Analogamente, un soggetto che ha subito uno sfregio al volto a seguito di una lesione volontariamente inferta da terzi ed un altro che è portatore di analogo reliquato cicatriziale in conseguenza di un sinistro stradale possono manifestare condizioni di “ sofferenza” ben differenti , ove nel primo caso assumono di certo autonoma valenza risarcitoria anche le modalita’ circostanziali del fatto illecito , che chiaramente esulano dalle competenze valutative del medico legale … ma anche dalla posta risarcitoria prevista dalla TUN per il solo danno biologico.
La TUN , quindi, impone una attenta riflessione da parte dello Specialista Medico Legale , diventando ora necessaria una sostanziale revisione del concetto di “danno biologico” che richiede una doppia parametrazione tecnica.
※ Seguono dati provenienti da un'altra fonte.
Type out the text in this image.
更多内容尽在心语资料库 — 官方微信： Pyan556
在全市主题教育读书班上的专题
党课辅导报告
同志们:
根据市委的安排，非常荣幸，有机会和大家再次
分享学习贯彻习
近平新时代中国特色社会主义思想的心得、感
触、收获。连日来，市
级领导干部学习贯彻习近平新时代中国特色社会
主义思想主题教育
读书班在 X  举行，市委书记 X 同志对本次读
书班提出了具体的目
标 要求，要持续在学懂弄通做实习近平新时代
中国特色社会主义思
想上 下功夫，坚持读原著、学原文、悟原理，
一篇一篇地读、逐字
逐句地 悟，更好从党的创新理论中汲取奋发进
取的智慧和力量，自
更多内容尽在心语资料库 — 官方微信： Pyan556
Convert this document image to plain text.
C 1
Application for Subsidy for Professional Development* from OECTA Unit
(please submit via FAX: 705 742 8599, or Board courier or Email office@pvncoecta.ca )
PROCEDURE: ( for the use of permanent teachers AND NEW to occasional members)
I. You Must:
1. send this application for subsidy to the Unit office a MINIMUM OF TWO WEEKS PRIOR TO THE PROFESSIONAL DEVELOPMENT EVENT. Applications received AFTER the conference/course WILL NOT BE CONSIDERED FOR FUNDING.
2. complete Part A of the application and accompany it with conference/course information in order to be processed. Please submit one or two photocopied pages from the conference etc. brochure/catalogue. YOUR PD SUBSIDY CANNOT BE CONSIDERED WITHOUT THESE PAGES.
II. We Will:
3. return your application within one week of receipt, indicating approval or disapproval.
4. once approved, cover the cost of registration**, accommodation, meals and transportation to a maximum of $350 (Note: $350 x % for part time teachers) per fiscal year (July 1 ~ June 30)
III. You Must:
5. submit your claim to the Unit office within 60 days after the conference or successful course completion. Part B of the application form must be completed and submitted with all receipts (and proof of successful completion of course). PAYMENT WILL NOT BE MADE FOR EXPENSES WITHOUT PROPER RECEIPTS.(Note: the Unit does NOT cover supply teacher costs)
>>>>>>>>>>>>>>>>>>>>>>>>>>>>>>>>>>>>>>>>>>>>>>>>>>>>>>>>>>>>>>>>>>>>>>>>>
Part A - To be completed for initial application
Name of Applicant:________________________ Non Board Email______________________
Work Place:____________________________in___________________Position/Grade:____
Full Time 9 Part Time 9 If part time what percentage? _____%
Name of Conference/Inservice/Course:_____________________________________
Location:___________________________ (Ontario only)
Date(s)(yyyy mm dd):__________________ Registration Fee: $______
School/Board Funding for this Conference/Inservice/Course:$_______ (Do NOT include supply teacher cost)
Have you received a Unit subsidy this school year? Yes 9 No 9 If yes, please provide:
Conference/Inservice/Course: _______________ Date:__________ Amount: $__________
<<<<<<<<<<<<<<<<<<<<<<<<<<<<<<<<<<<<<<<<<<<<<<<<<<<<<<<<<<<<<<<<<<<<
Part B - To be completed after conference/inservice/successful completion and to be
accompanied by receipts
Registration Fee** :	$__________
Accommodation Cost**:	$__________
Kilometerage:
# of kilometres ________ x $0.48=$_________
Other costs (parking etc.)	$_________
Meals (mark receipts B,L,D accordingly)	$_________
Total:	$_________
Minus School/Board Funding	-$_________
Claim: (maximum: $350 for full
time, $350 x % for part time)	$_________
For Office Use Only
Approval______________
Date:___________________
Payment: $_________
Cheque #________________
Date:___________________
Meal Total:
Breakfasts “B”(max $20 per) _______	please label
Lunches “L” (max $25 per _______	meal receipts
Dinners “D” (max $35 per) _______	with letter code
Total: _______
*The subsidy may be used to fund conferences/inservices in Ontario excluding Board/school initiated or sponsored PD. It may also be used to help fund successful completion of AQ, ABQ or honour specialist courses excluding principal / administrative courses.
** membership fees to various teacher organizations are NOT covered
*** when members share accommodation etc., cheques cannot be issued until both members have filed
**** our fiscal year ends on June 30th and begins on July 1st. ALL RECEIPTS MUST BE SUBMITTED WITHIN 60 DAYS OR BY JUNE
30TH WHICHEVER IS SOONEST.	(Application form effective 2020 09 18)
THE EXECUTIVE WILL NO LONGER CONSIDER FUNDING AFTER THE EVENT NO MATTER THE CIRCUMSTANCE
Non possiamo, dunque restare “alla finestra” … col rischio che la valutazione del danno alla persona diventi solo una semplice stima tecnica di “disfunzionalità” anatomica o psichica che potrebbe anche non richiedere alcuna specifica competenza specialistica e quindi eseguibile da altre categorie sanitarie ( medici del lavoro, igienisti, medici di famiglia …).
La verità è un’altra: la valutazione del danno alla persona necessita di una specifica base culturale ed una forma mentis che deve adeguare un parametro “ scientifico” alla persona in tutti i suoi aspetti “ biologici” graduandone gli effetti ai fini liquidativi, proprio per consentite( in un sistema tabellare) una adeguata perequazione risarcitoria che non può essere garantita solo dal parametro quantitativo della Invalidata permanente.
I principi – studiati da anni nel nostro contesto libero professionale e già acquisiti in SIMLA( vedi Paper Position SIMLA 2021 ) – hanno già trovato una prima metodologia e spazio applicativo ( vedi Principi e Guida alla Valutazione del danno da sofferenza Correlata – Casistica applicata- Minerva Medica 2024) e possono ora rappresentare un parametro “qualitativo” oggettivo (in quanto graduato rispetto a quella determinata realtà clinico menomativa accertata in sede medico legale) utilizzabile nel contesto della attuale TUN per un opportuno riequilibrio risarcitorio della componente biologica del danno non patrimoniale.
Evidentemente tutto sta nell’iniziare a definire nelle Consulenze anche tale parametro: utile anche per meglio inquadrare – in molti casi di responsabilità sanitaria – il reale presupposto risarcitorio del “danno incrementativo” ove si consideri che il cosiddetto maggior danno deve includere non solo una maggiorazione quantitativa della disfunzionalità anatomica e/o psichica, ma essere tale da aver determinato – altresì – una modifica peggiorativa delle preesistenti condizioni esistenziali del danneggiato, rispetto al miglioramento funzionale (e della qualità di vita) che il trattamento sanitario adeguatamente eseguito avrebbe dovuto determinare.